The structures 3H47, 4XFX and 5MCX were selected for comparison with solution scattering data due to their wide representation of currently solved CA structures. The 1.9 Å resolution structure 3H47 is of the discrete cross-linked hexamer mutant A14C/E45C/W184A/M185A, pertinent to our investigation of the hexameric and monomeric CA structure. 4XFX is a 2.43 Å resolution structure of the CA protein in its native form (hydrated, and without any amino acid substitutions), obtained by X-ray diffraction. The CA hexamer was generated with 6-fold symmetry to obtain a perfectly symmetrical hexamer, and 3-fold and 2-fold symmetry to generate the extended lattice. The structure 5MCX is at 6.8 Å resolution, and is taken from CA hexamers in intact viral particles. 5MCX was reconstructed from subtomogram averaging of electron microscopy images, enabling the investigation of the CA protein while assembled in the capsid. Important to note is that 5MCX only contains atomic coordinates of the peptide backbone of the CA protein, and not the amino acid side chains.
Comparison of the scattering and P(r) curves between experimental and CRYSOL hypothetical data (Figure 5) yields the most valuable information about the structure of CA proteins in solution. The experimental density distribution of the discrete cross-linked hexamer occurs over a wider area than that of all CRYSOL P(r), with a high chi-squared value. This suggests that the CA hexamer is more tightly packed when as a crystal than in solution. The CA monomer P(r) is overlaid well by the reconstructed P(r) curves with a low chi-squared value, suggesting a similar conformation of the CA monomer in solution to its assembled form. There are some discrepancies between the graphs which may be explained by some level of flexibility of the CA protein. The two CA dimer analyses show similar features, and their consistency indicates a high quality of data analysis.
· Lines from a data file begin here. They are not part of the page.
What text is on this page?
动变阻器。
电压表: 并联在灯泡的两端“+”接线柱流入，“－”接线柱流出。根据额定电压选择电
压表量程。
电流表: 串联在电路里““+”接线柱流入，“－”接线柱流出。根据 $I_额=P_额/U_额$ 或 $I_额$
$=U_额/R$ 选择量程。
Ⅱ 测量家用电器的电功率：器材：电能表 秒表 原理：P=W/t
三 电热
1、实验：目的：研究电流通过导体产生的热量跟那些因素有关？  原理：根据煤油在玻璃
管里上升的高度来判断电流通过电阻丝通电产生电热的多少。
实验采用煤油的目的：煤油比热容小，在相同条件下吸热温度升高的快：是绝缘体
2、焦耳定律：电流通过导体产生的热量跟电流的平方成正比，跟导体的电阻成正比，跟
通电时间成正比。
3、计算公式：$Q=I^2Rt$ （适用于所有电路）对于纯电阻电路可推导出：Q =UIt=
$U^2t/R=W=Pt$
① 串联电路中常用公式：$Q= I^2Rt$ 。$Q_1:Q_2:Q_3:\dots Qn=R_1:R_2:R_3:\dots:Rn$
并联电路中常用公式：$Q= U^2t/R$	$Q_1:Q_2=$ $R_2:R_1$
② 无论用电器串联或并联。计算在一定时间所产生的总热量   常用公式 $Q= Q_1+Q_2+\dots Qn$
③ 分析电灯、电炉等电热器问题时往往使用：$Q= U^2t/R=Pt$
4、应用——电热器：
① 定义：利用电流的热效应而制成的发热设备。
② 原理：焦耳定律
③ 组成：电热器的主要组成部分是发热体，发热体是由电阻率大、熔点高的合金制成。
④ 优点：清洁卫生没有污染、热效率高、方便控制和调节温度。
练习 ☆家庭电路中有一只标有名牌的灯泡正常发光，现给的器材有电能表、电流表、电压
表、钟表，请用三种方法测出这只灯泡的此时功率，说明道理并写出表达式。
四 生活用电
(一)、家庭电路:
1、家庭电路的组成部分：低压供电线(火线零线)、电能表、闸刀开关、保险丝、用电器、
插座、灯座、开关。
There are apparent differences between the experimental and crystal structures, and also between each crystal structure. The 3H47 dimer was the most different to the experimental dimers, which was expected due to the dimer disrupting W184A/M185A substitutions. Comparison of the radii of gyration (Figure 6) between experimental and crystal structures reveals differences in structures, but it is not clear if these differences are statistically significant and requires further analysis to determine.
8 of the 20 ab initio reconstructions of the monomeric CA were unable to be successfully aligned by damsup due to the presence of an extended chain in all damsel output files (Figure 9). We hypothesise that this is the last 10 amino acids of the CA protein, which have been previously unresolved in X-ray diffraction of crystal structures. After conversion to volume, the chain becomes represented as a disconnected mass (Figure 7). To confirm this hypothesis, similar experiments and analysis could be performed on a CA mutant with the residues 1-221 only, without the unresolved final chain.
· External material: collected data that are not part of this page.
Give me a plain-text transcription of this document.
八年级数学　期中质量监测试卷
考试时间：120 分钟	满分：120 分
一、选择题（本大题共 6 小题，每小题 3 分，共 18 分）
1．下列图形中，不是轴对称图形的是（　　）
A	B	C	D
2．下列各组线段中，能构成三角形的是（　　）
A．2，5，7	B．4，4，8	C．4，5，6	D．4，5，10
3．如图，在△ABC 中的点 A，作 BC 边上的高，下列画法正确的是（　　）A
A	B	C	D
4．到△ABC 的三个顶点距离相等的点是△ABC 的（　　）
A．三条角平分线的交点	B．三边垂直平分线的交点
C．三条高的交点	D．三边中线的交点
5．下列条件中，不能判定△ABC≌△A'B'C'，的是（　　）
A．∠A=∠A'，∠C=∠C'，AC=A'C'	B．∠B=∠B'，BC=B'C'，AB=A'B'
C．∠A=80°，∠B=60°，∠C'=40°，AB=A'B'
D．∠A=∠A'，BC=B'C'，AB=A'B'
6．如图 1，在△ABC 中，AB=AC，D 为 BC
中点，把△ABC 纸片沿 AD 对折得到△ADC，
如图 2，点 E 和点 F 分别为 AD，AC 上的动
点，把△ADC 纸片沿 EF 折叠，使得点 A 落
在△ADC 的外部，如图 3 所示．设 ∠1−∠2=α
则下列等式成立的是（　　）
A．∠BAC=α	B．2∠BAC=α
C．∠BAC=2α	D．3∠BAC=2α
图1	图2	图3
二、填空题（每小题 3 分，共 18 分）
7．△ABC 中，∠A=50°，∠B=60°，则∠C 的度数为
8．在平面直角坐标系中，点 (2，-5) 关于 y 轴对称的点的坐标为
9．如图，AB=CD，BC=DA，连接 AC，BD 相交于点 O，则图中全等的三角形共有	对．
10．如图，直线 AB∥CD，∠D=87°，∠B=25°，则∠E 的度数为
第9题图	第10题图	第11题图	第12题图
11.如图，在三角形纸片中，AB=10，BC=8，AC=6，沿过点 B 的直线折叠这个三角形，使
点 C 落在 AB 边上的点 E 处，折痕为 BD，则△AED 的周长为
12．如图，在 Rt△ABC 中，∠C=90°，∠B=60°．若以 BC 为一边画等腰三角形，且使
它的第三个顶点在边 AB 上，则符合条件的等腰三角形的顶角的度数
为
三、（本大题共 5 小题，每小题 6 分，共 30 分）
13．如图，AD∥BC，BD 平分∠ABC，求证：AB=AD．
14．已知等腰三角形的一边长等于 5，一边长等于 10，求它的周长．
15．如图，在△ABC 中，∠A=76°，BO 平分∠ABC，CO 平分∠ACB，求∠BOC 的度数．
Figure 9.Example of an ab initio bead reconstruction of monomeric CA, displaying the extended chain.
The remaining 12 models were aligned, averaged and overlaid with crystal structures. Due to the low resolution of the ab initio model, the crystal structure was able to be rotated 180 degrees around the y-plane and retain a similar proportion of atoms within the model. We propose that the structures with the CTD proximal to the disconnected mass (bottom, Figure 7) are a more accurate representation of the solution structure, however this is to be verified with further analysis. Ab initio reconstructions of the discrete cross-linked hexamer qualitatively show a good quality fit, with a high proportion of crystal structure atoms within the volumetric contour.
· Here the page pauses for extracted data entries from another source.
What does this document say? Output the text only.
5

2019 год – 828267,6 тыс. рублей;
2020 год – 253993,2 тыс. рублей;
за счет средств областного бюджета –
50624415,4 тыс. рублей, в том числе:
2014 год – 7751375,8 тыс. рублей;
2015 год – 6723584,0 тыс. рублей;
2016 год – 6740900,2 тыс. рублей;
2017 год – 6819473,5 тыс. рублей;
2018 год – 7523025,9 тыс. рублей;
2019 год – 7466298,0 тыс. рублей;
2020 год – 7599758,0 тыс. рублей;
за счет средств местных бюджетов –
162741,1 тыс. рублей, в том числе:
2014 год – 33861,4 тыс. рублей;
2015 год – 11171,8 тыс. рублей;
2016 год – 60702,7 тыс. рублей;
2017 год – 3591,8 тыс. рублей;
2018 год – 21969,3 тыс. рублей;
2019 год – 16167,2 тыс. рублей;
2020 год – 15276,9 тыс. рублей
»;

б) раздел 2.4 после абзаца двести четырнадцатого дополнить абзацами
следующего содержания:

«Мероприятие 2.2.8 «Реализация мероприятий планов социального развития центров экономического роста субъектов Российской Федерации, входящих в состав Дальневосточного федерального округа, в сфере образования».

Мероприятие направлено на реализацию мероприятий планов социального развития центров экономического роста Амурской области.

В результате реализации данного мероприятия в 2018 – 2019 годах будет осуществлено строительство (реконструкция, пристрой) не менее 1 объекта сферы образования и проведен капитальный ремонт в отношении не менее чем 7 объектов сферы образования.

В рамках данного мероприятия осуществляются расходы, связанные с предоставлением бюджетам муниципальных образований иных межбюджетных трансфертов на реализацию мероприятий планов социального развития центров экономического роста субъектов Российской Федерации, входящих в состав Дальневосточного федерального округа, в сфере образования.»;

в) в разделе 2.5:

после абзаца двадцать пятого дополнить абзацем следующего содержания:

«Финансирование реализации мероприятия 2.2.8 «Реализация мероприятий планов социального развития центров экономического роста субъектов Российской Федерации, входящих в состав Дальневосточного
Furtherab initio reconstructions are required for the CA dimer due to similar difficulties with the extended chain alignment. Previous experiments on the CA dimer suggest flexibility of the NTD with up to 30° of freedom12, however the mechanism of its freedom could be investigated further with more robust analysis. Future SAXS experiments and analysis of the CA protein could include molecular dynamics, and investigation of the structure with other programs from the ATSAS suite, such as GASBOR13for an alternate method of shape reconstruction, and SASREF14for rigid body modelling of the NTD and CTD of the CA proteins relative to each other.